Let’s see a few examples. Rajagopalan states in his subheading that “overconfidence is dangerous in power politics”, and declares later on in the piece that “India appears to be in the grip of such nationalistic un-realism”.

Yet, the very first argument he makes is that “India persists in thinking … that it can find a modus vivendi with China by convincing Beijing that New Delhi holds no ill will towards it”. In other words, Bharat is acting meek.

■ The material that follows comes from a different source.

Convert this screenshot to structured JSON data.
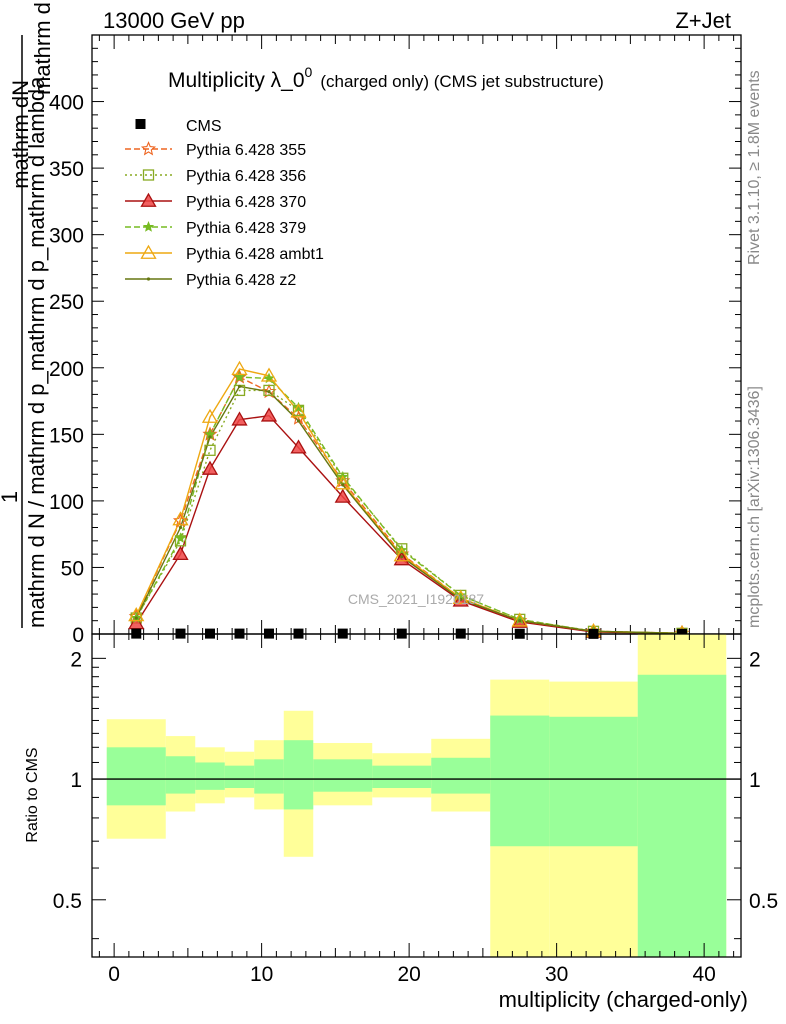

How the two square up is anybody’s guess.

Next, he asserts: “Indian foreign ministry officials appeared to be reluctant … to mention China” at the UNSC. For someone who furiously advocates ‘realism’, this hankering for a ‘perception victory’ is odd.

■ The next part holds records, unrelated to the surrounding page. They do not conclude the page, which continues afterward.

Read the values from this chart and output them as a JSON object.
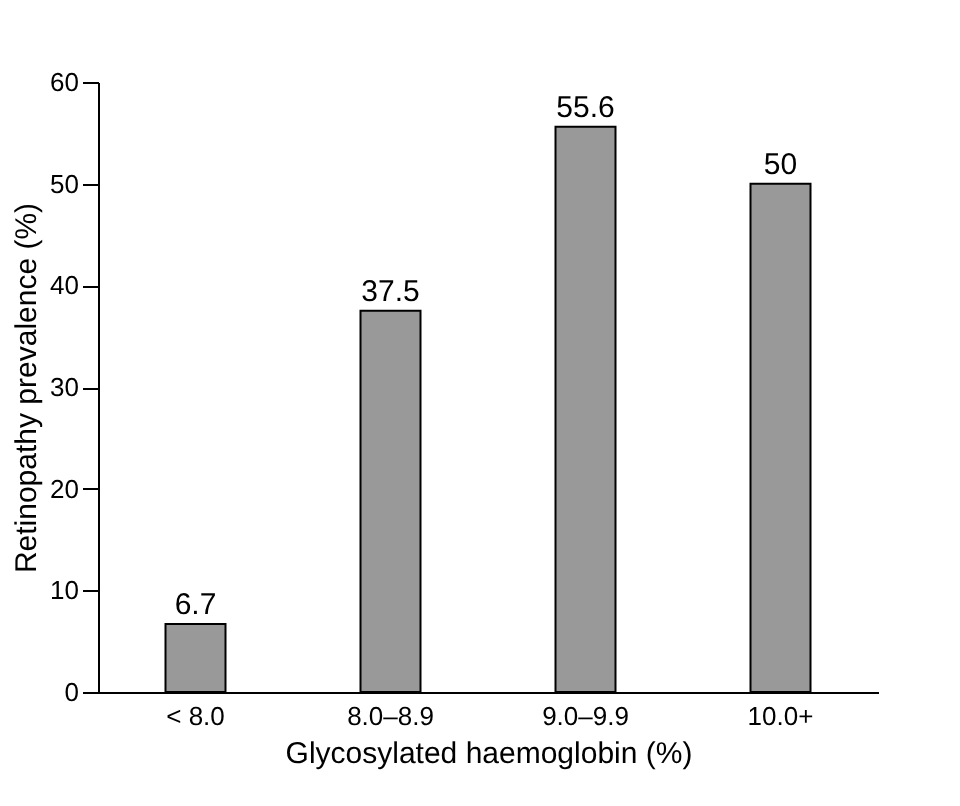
{
  "chart_data": {
    "type": "bar",
    "xlabel": "Glycosylated haemoglobin (%)",
    "ylabel": "Retinopathy prevalence (%)",
    "categories": [
      "< 8.0",
      "8.0–8.9",
      "9.0–9.9",
      "10.0+"
    ],
    "values": [
      6.7,
      37.5,
      55.6,
      50
    ],
    "color": "#999999",
    "ylim": [
      0,
      60
    ],
    "yticks": [
      0,
      10,
      20,
      30,
      40,
      50,
      60
    ],
    "data_labels": true,
    "grid": false
  }
}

To whit, ‘naming’ China doesn’t accomplish a thing, aside from being portrayed as ‘swashbuckling’ in some utterly forgettable op-ed in the Indian press. Actual measures that address the power differential – economic actions (Huawei); stepping up engagement with the US, Japan, and other Western powers; setting up bases in the IOR; responding militarily to an incursion (Dolam) – are all being pursued.

Next, he claims, “New Delhi seems to be paying greater attention to spreading Indian culture than on building the sinews of national power.” Evidence cited are none but we’re expected to believe it because reasons.

Moving on, he makes another dubious claim: “nationalism seems to have imbued Indian foreign policy with an even greater faith in diplomacy, especially of the personal kind … it is dangerous to think they can alter the consequences of the distribution of international power.”

There are two issues with this type of thinking: One, the assumption that one tool in the tool-chest represents ‘the entire tool-chest’, that is, personal diplomacy is the be-all and end-all of the Bharat’s effort. Two, the implicit assumption that all personal diplomacy is being conducted with the goal of containing China when in fact, Bharat has several items on its diplomatic agenda. It is a nation of 1.3 billion and exercises all the levers of national power to pursue its interests.

Lastly, he states, “Nationalism also leads to an un-realistic exaggeration of our own capabilities, another Indian tendency that is new in its pathway but not in its substance. India is not China’s equal. New Delhi seems reluctant to recognise that it is far weaker than China.”

Again, we are expected to just believe this without a single piece of supporting evidence, and further, discard all evidence to the contrary.

If anything, one could argue that Bharat’s approach to the Chinese problem has been remarkably realist. The most telling instance of this has been Bharat’s response to the encroachment at Dolam. It was just aggressive enough to deter the Chinese, yet not so much that it set off a war. In the aftermath, both countries participated in high-level summits to ease tensions.

A similar sense of realism has been the hallmark of other initiatives like the takeover of Rajapaksa International Airport, right off the Chinese port facility of Hambantota, the engagement with Myanmar and the logistics agreements signed with Singapore, the US, France, and Oman, and the buildup of listening posts and basing infrastructures in Mauritius, The Seychelles, and Madagascar. All done quietly, without much fanfare.

But let’s ignore all this and wail about how Bharat is in a state of quantum duality: both a doormat and a bully at the same time. This makes for a nice op-ed that grabs eyeballs.